Jackson penned the letter after realizing that other parents in the “Pepperdine University Class of 2024 – Parents” Facebook group agreed with her concerns. The letter also mentioned this particular class was not able to experience the final quarter of their senior years of high school, including graduation, or their first year of college in person.
“I’m really just trying to be an advocate for these students and parents,” Jackson said. “It was disheartening, reading some of the comments from the parents referring to this class as ‘the lost class.’”
There was no cost associated with the virtual NSO for the class of 2024, delivered in 2020, just as there is no cost associated with the in-person NSO for the incoming class of 2025.
The Year 2 Welcome retreat also serves as a replacement for the Year2Malibu trip to Catalina Island, which was a free event in 2019.
Horton drew differences between NSO and the Year 2 Welcome: NSO is a mandatory program, while the Year 2 retreat is optional, and the retreat has extra costs associated, including camp, special activity fees and transportation. Registrants and attendees were also offered the opportunity to apply for financial support.
“Of the students attending the Year 2 Welcome, 71 individuals received financial support, although a total of 96 students were offered support,” Horton wrote. “I’m proud to share that every student who applied for help received financial support.”
Jackson received a response from Gash within 48 hours with the assurance that the Student Affairs office was “working on plans for programming, receptions, tours, etc., for these students over [the weekend of August 28], Gash wrote.
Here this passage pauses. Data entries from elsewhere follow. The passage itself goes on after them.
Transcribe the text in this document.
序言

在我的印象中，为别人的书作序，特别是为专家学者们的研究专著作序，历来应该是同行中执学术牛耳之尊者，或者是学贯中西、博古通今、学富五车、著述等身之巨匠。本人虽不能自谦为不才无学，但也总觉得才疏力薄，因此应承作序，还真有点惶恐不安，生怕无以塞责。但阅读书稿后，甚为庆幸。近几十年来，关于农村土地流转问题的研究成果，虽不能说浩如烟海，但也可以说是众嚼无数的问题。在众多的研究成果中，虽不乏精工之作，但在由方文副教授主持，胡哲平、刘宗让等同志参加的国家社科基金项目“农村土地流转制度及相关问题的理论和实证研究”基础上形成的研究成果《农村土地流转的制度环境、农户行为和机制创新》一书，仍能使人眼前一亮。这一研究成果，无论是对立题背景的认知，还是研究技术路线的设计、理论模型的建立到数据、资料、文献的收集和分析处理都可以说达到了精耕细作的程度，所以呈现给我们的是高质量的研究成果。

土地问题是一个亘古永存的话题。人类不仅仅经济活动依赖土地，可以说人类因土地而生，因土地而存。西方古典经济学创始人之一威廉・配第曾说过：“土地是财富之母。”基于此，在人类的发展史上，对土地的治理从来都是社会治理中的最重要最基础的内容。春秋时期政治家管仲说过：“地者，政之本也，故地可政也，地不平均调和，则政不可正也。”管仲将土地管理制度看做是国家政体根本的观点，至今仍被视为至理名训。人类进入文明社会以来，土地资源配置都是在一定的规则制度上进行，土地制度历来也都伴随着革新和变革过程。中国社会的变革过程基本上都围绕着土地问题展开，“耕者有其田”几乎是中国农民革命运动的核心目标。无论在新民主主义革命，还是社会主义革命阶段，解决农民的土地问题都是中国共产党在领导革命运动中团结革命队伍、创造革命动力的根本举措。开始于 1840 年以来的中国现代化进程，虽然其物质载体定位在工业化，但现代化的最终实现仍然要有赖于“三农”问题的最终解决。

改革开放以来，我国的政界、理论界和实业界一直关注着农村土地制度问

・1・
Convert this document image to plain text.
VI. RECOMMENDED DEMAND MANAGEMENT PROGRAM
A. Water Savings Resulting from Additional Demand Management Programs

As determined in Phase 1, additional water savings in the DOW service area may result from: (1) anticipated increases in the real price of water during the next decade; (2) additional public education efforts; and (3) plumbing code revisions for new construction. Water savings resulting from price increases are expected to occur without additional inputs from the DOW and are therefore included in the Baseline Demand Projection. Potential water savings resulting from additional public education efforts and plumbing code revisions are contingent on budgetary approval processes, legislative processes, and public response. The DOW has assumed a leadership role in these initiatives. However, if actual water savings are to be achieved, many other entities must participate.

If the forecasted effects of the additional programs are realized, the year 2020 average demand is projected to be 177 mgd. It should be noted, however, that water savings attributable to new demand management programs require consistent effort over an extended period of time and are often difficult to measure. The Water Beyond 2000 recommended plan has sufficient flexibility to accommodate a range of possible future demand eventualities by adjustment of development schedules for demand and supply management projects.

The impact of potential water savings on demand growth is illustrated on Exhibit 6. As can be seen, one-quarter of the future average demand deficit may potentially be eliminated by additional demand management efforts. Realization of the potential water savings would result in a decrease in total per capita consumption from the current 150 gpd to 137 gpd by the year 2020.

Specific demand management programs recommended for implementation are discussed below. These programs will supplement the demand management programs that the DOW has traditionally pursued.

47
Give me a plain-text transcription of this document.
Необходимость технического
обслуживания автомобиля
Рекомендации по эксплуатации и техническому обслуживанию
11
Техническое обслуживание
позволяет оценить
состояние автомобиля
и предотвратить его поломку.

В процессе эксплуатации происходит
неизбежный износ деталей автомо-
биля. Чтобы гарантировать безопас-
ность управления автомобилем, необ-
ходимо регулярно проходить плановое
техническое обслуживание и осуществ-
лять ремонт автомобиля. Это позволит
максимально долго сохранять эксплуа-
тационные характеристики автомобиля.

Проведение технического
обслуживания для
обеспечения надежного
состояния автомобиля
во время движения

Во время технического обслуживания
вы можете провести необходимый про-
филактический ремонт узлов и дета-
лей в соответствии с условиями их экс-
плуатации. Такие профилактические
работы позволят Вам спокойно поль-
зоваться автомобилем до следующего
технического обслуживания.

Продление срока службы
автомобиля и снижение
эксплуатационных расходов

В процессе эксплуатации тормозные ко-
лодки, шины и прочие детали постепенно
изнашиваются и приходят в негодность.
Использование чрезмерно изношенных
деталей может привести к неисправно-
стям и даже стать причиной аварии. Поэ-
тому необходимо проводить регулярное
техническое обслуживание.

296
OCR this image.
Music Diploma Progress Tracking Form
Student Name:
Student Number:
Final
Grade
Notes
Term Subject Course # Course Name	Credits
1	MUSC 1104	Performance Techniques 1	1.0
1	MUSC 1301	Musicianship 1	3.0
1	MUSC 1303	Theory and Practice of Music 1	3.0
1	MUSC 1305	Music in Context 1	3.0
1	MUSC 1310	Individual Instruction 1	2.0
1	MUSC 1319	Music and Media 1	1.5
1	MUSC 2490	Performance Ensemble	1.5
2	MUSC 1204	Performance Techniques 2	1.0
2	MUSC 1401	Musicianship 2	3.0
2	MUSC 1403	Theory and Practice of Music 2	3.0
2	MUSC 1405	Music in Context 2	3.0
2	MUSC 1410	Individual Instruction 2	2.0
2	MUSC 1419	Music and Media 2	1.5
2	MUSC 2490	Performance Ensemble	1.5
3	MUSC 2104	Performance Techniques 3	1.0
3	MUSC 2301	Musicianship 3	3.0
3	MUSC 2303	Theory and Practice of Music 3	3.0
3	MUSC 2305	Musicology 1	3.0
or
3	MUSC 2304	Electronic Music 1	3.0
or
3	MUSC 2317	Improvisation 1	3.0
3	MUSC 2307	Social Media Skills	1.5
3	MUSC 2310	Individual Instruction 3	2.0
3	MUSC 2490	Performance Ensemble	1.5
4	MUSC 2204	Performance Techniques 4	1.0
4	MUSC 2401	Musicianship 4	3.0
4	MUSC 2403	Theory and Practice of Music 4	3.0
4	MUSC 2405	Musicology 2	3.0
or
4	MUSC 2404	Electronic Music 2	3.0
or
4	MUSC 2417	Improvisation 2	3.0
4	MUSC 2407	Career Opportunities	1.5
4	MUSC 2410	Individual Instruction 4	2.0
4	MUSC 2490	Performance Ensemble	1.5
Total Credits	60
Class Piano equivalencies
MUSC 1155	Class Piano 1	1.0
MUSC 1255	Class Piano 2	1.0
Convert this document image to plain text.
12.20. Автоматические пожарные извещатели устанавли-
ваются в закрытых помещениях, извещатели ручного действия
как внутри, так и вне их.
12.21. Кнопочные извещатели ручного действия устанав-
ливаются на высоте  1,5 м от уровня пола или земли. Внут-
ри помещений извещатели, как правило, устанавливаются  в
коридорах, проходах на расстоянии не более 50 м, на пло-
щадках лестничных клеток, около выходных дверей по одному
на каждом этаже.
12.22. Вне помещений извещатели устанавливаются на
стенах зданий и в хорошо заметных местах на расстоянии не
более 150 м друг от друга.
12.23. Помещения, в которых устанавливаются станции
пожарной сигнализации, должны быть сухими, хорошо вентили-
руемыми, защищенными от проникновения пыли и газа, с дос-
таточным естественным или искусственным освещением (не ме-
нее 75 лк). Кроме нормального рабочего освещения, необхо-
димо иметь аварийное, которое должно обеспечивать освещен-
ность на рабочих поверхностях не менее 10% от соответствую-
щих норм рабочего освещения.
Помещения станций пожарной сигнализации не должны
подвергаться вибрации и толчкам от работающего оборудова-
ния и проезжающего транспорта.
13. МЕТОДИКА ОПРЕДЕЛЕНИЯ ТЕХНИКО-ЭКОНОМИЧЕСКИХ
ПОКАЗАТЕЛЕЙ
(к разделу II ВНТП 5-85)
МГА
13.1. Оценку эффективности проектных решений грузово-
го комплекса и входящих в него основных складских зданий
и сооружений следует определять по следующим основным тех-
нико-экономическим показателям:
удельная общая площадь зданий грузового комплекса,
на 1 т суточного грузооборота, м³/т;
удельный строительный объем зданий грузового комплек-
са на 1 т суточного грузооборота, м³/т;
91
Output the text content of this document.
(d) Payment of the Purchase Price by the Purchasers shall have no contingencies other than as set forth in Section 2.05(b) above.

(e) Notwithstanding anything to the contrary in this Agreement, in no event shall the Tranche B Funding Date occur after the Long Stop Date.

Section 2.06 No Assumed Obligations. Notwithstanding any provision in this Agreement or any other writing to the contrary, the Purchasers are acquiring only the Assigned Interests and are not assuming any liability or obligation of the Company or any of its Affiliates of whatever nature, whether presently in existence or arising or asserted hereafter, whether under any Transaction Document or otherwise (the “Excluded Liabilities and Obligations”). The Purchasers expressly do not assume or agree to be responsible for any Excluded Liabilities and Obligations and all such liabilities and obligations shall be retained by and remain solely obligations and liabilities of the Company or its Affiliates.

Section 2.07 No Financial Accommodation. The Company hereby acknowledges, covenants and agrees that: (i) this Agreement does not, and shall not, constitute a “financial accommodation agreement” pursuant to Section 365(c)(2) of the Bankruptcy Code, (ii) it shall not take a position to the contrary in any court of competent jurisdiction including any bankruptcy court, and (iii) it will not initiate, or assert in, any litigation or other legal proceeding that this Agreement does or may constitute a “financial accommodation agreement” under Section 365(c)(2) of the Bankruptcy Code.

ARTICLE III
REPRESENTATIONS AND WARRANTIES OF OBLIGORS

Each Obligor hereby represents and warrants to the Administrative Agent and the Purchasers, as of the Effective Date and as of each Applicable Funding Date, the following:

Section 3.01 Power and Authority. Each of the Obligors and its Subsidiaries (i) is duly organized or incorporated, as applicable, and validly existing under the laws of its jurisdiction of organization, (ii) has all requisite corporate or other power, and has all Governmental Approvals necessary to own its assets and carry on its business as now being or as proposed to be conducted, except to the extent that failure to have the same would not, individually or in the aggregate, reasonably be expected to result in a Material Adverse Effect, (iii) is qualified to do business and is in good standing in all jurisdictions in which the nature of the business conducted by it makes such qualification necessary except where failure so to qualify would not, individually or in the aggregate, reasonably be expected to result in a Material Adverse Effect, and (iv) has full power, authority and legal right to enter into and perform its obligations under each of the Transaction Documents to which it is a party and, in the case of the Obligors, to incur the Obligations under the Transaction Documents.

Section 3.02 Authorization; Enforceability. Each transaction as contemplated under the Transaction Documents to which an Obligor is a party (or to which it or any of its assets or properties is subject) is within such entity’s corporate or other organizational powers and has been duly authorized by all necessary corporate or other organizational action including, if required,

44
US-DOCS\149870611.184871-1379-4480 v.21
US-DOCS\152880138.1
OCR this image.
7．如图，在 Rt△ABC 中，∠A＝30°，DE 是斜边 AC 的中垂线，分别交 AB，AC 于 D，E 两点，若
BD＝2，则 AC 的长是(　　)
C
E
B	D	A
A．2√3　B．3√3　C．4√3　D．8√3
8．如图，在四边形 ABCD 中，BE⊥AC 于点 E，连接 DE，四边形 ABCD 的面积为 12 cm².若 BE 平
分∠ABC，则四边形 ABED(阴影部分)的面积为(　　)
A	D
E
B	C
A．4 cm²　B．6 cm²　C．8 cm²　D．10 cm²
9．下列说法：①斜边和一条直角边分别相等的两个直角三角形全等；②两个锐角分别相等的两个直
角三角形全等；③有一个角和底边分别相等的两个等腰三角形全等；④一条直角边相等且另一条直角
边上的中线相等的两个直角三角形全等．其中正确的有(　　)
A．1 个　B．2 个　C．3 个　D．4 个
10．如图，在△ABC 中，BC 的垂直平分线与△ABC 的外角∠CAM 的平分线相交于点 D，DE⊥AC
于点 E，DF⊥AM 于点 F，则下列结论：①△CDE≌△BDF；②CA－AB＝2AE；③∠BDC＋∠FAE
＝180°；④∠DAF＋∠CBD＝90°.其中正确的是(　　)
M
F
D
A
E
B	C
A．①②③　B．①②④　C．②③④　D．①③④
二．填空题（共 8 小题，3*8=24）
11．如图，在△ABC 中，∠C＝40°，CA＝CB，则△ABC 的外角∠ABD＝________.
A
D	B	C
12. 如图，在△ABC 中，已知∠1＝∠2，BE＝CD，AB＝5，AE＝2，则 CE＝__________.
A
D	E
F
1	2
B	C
Horton confirmed the details of this programming: a special reception at the Brock House (one Aug. 28 and one Aug. 29, depending on when students arrive) and campus tours on those dates as well.
Parent Toni Lovejoy remained unsatisfied with the alternative welcome event, because it gives students fewer than two days to prepare for the beginning of classes Aug. 30.
“Now there’s a level of pressure to fit everything into two days, where before, there was this slow introduction and excitement and making some friends,” Lovejoy said. “But now the only way for [my daughter] to make friends is to pay for it.”
Ken Roybal has a son who will be a sophomore at Pepperdine, and he said the family looked forward to experiencing on-campus orientation festivities like they had seen on YouTube.
“It’d be great for these kids, who missed out on so much, to get back to a sense of normalcy and participate in the things that they maybe saw in videos,” Roybal said.
Roybal and Lovejoy said they would have preferred the rising first-years and sophomores had a joint NSO experience on campus.
“We just wanted to get back to a sense of normalcy and have them participate in the things that they were not able to as freshmen,” Roybal said. “I figured the classes aren’t huge; it’s not a gigantic school. I figured they could blend them — blend the sophomores with the freshmen. It could be done.”
The group of first-years is between 1,100 and 1,200 strong, much larger than the sophomore class — in fact, it is the largest class in Pepperdine’s history, according to the Aug. 4 President’s Briefing.
Lovejoy said she is angry and frustrated with the way the University is handling the long-awaited arrival of its sophomores. She said the retreat experience, which will take place at the Forest Homes Christian Camp in San Bernardino, Calif., seemed “exclusive” toward students who were uncomfortable in an intimate situation.
“There’s a lot of inconsistency and lack of consideration and understanding that’s happening, and it’s tainted us,” Lovejoy said. “It’s stripped away a bit of the excitement.”